La législation espagnole ne prévoit pas d'obligation générale d'enregistrement du temps de travail. Elle prévoit seulement une obligation de :

  • tenir un registre des heures supplémentaires ; et
  • communiquer en fin de mois à leurs représentants syndicaux le nombre d'heures supplémentaires que les travailleurs ont prestées le cas échéant.

 

Un syndicat espagnol avait demandé à la Cour nationale (d'Espagne) d'obliger l'employeur (Deutsche Bank SAE) à introduire un système d'enregistrement du temps de travail.

Ce système devrait permettre un suivi du nombre d'heures prestées chaque jour par le personnel de la banque.

De l'avis du syndicat, il s'agit là du seul moyen de contrôler le respect des limitations en matière de durée du travail et de se faire une idée du nombre d'heures supplémentaires prestées.

2. Question posée à la Cour de Justice

La question est à présent de savoir si l'Espagne, à travers cette obligation d'enregistrement restreinte, a pris des mesures suffisantes pour garantir le respect des prescriptions minimales en matière de temps de travail prévues par la directive européenne sur le temps de travail.

Et plus particulièrement pour les travailleurs à temps plein qui :

  • ne se sont pas explicitement engagés, individuellement ou collectivement, à prester des heures supplémentaires ; et

  • ne relèvent pas d'un régime d'exception (travailleur mobile, travailleurs de la marine marchande ou cheminots).

3. Décision de la Cour de Justice

Un régime légal national qui n'oblige pas explicitement les employeurs à une forme quelconque d'enregistrement ou de contrôle des temps de travail normaux des travailleurs ne permet pas de garantir le respect des prescriptions minimales de la directive. Tel est l'avis formulé par la Cour de Justice dans ce dossier.

 

C'est à présent à la Cour d'Espagne de statuer sur le fond.

Dans son jugement, elle devra néanmoins tenir compte de la réponse donnée par la Cour de Justice à la question préjudicielle.

Autrement dit, le juge devra vérifier si l'obligation d'enregistrement prévue par le droit espagnol garantit une protection efficace de la sécurité et de la santé des travailleurs, comme le prévoit notamment la directive européenne sur le temps de travail.

4. Qu'est-ce que cela signifie pour les employeurs belges ?

Impact de l'arrêt de la Cour de Justice

 

La réponse donnée par la Cour de Justice à une telle question préjudicielle n'a en principe aucune force contraignante directe pour les autres États membres.
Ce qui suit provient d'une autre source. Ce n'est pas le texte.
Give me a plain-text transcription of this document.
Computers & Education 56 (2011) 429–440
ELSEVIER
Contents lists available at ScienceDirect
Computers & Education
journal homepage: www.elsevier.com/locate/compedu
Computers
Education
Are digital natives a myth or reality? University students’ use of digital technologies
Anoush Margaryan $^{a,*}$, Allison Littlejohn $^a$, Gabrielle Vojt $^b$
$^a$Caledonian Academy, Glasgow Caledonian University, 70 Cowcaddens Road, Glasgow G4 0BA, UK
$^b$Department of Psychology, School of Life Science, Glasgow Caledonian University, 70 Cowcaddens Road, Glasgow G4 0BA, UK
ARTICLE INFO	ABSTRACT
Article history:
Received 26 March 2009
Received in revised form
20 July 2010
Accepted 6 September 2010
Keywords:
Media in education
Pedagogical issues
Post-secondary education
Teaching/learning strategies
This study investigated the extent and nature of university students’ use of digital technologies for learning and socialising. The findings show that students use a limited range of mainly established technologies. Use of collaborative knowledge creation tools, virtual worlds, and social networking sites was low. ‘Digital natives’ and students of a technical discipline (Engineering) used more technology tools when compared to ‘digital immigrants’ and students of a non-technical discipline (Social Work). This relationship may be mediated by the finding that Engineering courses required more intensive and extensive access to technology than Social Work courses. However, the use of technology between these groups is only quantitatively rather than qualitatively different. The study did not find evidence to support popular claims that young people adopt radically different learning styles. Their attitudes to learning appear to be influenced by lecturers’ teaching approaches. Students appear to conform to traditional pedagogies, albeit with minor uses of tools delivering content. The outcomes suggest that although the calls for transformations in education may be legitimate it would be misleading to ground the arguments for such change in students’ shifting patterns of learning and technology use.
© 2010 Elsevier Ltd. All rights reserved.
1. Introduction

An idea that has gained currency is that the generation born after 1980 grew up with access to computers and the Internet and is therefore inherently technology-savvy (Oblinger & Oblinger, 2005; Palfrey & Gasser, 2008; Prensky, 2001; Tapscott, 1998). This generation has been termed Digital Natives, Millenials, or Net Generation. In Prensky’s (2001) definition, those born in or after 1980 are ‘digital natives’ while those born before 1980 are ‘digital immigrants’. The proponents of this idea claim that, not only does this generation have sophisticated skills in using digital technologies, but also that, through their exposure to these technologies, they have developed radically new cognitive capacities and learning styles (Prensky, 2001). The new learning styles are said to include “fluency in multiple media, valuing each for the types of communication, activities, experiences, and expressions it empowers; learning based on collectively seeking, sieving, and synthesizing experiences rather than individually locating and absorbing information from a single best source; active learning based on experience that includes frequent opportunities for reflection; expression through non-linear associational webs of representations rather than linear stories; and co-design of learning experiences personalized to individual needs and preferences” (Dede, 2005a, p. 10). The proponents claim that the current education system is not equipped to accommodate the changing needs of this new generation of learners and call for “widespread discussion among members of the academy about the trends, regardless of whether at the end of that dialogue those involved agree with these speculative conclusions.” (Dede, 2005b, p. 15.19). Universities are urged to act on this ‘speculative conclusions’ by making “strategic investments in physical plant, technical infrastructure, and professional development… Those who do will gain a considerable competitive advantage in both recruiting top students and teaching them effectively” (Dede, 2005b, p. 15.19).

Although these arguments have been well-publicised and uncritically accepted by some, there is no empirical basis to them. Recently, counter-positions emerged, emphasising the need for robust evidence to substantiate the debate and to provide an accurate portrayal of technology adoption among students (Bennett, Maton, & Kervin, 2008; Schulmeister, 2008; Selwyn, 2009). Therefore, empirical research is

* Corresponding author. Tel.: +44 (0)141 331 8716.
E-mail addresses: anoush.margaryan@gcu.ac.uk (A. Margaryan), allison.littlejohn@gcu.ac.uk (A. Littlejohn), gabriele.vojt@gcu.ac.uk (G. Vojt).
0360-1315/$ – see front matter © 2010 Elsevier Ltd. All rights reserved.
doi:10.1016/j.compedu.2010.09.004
Toutefois, elle oriente d'une certaine manière l'interprétation de la réglementation européenne.

 

Les États membres disposent d'une grande autonomie lorsqu'il s'agit de transposer les directives européennes en droit national. Néanmoins, ils doivent garantir le respect de chaque prescription minimale de la directive.

Dans le cas de la directive sur le temps de travail, il appartient à l'État membre de déterminer comment le respect des règles relatives à la limitation du temps de travail pourra être aisément contrôlé dans la pratique.

 

Pas besoin d'obligation générale d'enregistrement du temps de travail

 

La réglementation belge sur la durée du travail tient déjà compte des prescriptions minimales du droit européen en matière de temps de travail.
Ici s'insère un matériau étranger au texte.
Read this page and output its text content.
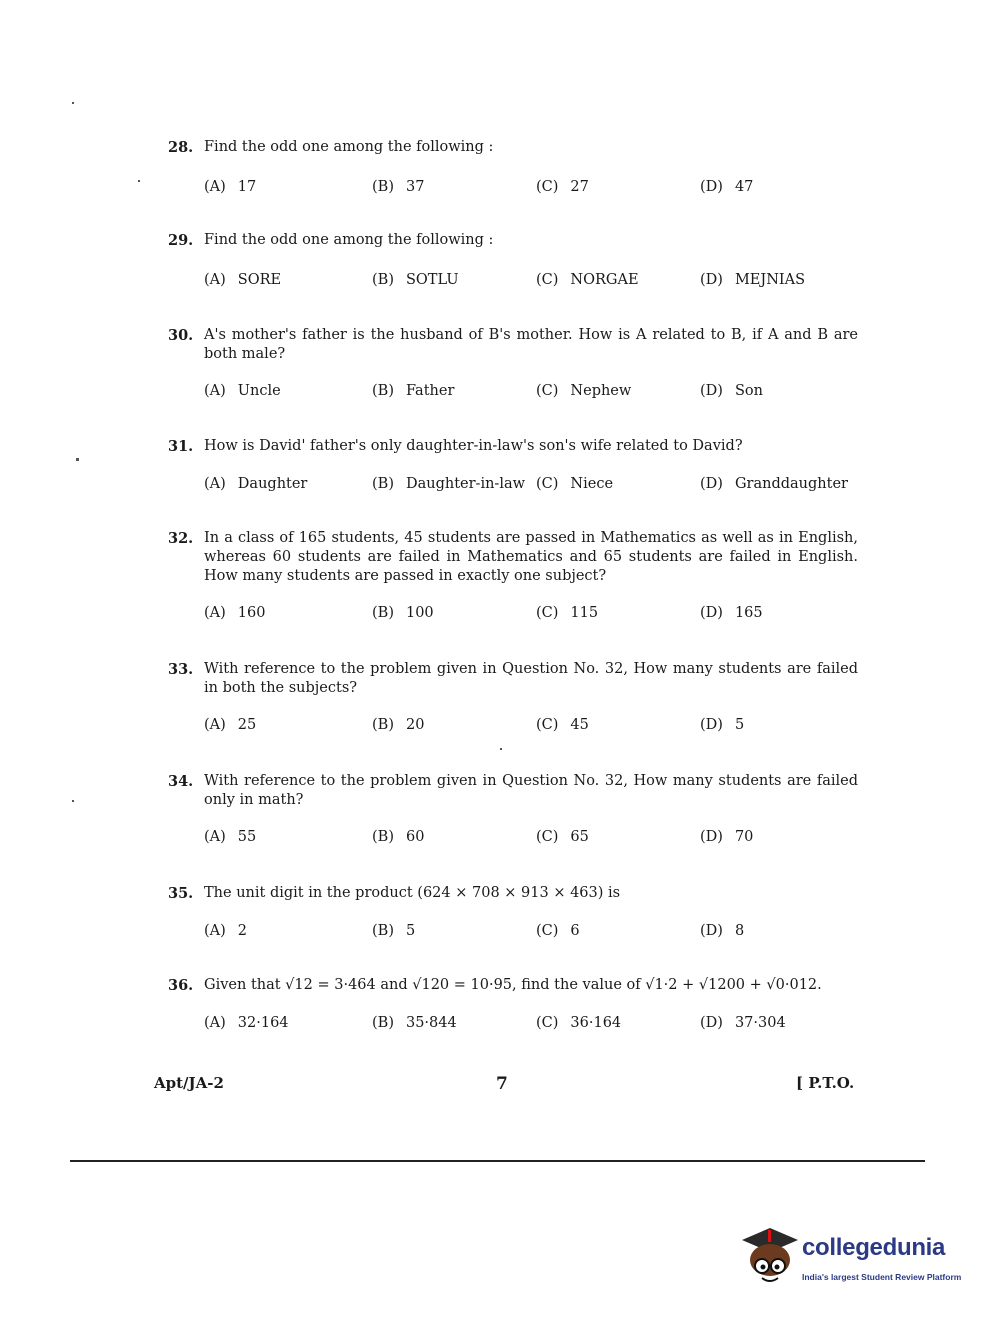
28. Find the odd one among the following :
(A) 17	(B) 37	(C) 27	(D) 47
29. Find the odd one among the following :
(A) SORE	(B) SOTLU	(C) NORGAE	(D) MEJNIAS
30. A's mother's father is the husband of B's mother. How is A related to B, if A and B are both male?
(A) Uncle	(B) Father	(C) Nephew	(D) Son
31. How is David' father's only daughter-in-law's son's wife related to David?
(A) Daughter	(B) Daughter-in-law (C) Niece	(D) Granddaughter
32. In a class of 165 students, 45 students are passed in Mathematics as well as in English, whereas 60 students are failed in Mathematics and 65 students are failed in English. How many students are passed in exactly one subject?
(A) 160	(B) 100	(C) 115	(D) 165
33. With reference to the problem given in Question No. 32, How many students are failed in both the subjects?
(A) 25	(B) 20	(C) 45	(D) 5
34. With reference to the problem given in Question No. 32, How many students are failed only in math?
(A) 55	(B) 60	(C) 65	(D) 70
35. The unit digit in the product (624 × 708 × 913 × 463) is
(A) 2	(B) 5	(C) 6	(D) 8
36. Given that √12 = 3·464 and √120 = 10·95, find the value of √1·2 + √1200 + √0·012.
(A) 32·164	(B) 35·844	(C) 36·164	(D) 37·304
Apt/JA-2	7	[ P.T.O.
collegedunia
India's largest Student Review Platform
La durée journalière et hebdomadaire du travail est notamment limitée, et les temps de repos nécessaires sont imposés.

Les exceptions tolérées sont prévues par la loi et appliquées de manière restrictive.

 

En Belgique, le droit fondamental du travailleur tel que visé par la Cour est de toute manière déjà garanti par le fait que les parties doivent en principe stipuler les temps de travail et de repos convenus dans le contrat de travail et/ou dans le règlement de travail.

Par ailleurs, la loi sur le travail de 1971 et la loi sur les règlements de travail de 1965 obligent l'employeur à mesurer et à contrôler la durée du travail. Non seulement pour déterminer le salaire dû, mais aussi pour respecter les limitations légales et sectorielles en matière de durée du travail.

 

Le respect de ces limitations de la durée du travail relève de la responsabilité de l'employeur.
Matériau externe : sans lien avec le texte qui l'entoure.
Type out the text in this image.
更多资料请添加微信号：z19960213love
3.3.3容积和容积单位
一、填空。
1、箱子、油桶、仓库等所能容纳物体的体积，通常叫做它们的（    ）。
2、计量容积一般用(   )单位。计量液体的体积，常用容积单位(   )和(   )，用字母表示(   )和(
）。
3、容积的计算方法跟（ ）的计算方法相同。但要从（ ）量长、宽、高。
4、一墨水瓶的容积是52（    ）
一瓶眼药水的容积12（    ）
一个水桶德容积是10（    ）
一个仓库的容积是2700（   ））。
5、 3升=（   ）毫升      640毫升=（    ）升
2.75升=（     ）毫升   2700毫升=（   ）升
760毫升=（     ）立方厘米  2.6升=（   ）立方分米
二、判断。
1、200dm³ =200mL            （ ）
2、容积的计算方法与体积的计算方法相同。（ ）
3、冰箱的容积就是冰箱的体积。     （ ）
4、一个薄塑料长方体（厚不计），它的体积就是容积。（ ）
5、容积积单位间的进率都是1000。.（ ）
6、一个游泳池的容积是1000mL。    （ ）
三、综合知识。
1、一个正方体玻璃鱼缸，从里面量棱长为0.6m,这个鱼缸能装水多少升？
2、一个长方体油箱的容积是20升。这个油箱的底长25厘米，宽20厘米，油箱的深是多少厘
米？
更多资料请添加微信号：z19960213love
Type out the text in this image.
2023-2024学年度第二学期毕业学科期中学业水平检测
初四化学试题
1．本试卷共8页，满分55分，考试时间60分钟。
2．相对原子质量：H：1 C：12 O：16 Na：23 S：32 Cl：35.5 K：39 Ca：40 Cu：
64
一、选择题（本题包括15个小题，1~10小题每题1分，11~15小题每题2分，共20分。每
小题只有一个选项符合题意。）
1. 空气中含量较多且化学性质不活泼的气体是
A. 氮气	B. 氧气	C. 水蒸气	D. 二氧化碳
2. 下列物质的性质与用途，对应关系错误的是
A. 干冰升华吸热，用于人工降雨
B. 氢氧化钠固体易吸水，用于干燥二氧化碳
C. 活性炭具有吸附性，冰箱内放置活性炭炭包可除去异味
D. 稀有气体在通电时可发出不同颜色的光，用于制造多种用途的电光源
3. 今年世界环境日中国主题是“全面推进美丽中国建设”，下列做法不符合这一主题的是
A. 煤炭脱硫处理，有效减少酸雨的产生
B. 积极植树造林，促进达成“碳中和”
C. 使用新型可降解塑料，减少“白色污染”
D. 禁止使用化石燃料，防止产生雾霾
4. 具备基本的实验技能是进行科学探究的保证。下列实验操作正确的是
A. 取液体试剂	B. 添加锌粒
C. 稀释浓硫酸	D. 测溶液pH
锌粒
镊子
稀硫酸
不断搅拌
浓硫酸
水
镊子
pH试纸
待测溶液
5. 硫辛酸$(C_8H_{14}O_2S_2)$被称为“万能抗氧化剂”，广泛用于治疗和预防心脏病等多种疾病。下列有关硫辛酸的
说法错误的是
Les principes suivants constituent le fil conducteur de notre réglementation de la durée du travail :

  • le travailleur est tenu de fournir ses prestations selon les horaires prévus par l'employeur ;
  • ces horaires fixent les heures de début et de fin ainsi que les pauses, de même que les jours d'inactivité ;
  • interdiction de fournir des prestations en dehors de l'horaire publié, à moins que la loi ne l'autorise ;
  • formalités supplémentaires dans le cadre de l'application de systèmes de flexibilité ;
  • obligation de délivrer un état des prestations ;
  • registres des dérogations pour les travailleurs à temps partiel, sauf en présence d'un système d'enregistrement du temps de travail ; 
  • sanctions pénales pour l'employeur en cas de constatation d'infractions.

 

Pour les systèmes de flexibilité dans le cadre desquels le travailleur est libre de s'organiser (p. ex. horaires flottants), le suivi du temps est déjà obligatoire.

 

Les éléments qui précèdent prouvent que le législateur a pris les mesures nécessaires pour protéger le travailleur contre les excès en matière de temps de travail.

 

Bref, la pointeuse n'est pas obligatoire

 

Selon notre première analyse, le législateur belge a pris des mesures suffisantes pour protéger le travailleur contre les excès en matière de temps de travail.

 

C'est à l'employeur belge qu'il appartient de se conformer de manière adéquate à ces obligations légales. Ces obligations doivent également permettre de garantir le respect des prescriptions minimales. Une pointeuse est certes l'instrument de contrôle tout indiqué, mais d'autres alternatives permettent également une bonne gestion du temps de travail.

 

Il n'est donc pas (encore) question d'une obligation générale de recourir à la pointeuse.